Tiphaine Auzière est avocate. Aussi a-t-elle choisi pour son premier roman de nous entraîner dans les pas d'une consoeur fictive, en charge de délicats dossiers d'affaires familiales. Une plongée réussie dans un milieu que chacun croit connaître, souvent à tort.

«On ne sort jamais indemne d'une cour d'assises, qu'on y soit victime, accusé ou auxiliaire de justice». En choisissant de retracer les affaires dont Diane, avocate installée à Montreuil-sur-Mer sur la Côte d'Opale, Tiphaine Auzière nous démontre route la justesse de cette affirmation. Quand nous faisons sa connaissance, elle se rend au tribunal de Boulogne-sur-Mer pour y retrouver Jeanne, une fillette victime d'inceste. Il lui faut user de beaucoup de pédagogie, d'humour et d'empathie pour pouvoir entendre l'histoire de cette enfant. Un premier dossier qu'elle mènera à bien et qui assoit sa réputation d'avocate aussi ambitieuse que tenace.

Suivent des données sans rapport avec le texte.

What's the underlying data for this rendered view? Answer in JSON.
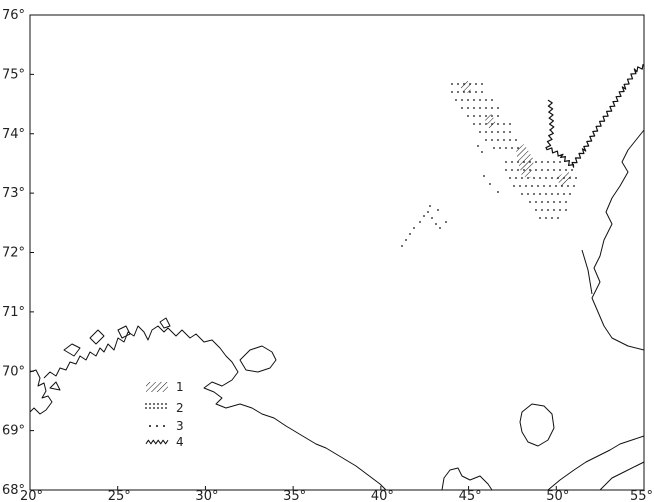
{
  "map": {
    "lon_labels": [
      "20°",
      "25°",
      "30°",
      "35°",
      "40°",
      "45°",
      "50°",
      "55°"
    ],
    "lat_labels": [
      "76°",
      "75°",
      "74°",
      "73°",
      "72°",
      "71°",
      "70°",
      "69°",
      "68°"
    ],
    "lon_range": [
      20,
      55
    ],
    "lat_range": [
      68,
      76
    ]
  },
  "legend": [
    {
      "label": "1",
      "symbol": "hatched"
    },
    {
      "label": "2",
      "symbol": "dense-dots"
    },
    {
      "label": "3",
      "symbol": "sparse-dots"
    },
    {
      "label": "4",
      "symbol": "zigzag"
    }
  ]
}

Et de la ténacité, il va lui en falloir pour défendre Laura, qui se retrouve derrière les barreaux pour avoir assassiné son conjoint. Un coup de couteau porté au cou qu'elle ne nie pas et des aveux qu'elle accompagne d'un mutisme qui ne va pas faciliter la tâche de celle qui entend la défendre. Tout au long de l'instruction qui nous est ici détaillée jusqu'au verdict final, Diane va user de toute son expérience, de sa connaissance des méandres de la justice et des secrets de la procédure pour réussir à atténuer la peine encourue par sa cliente.
Pour cela, elle va même devoir user de son charme qui n'a pas échappé au procureur et avec lequel elle va jouer une danse très troublante.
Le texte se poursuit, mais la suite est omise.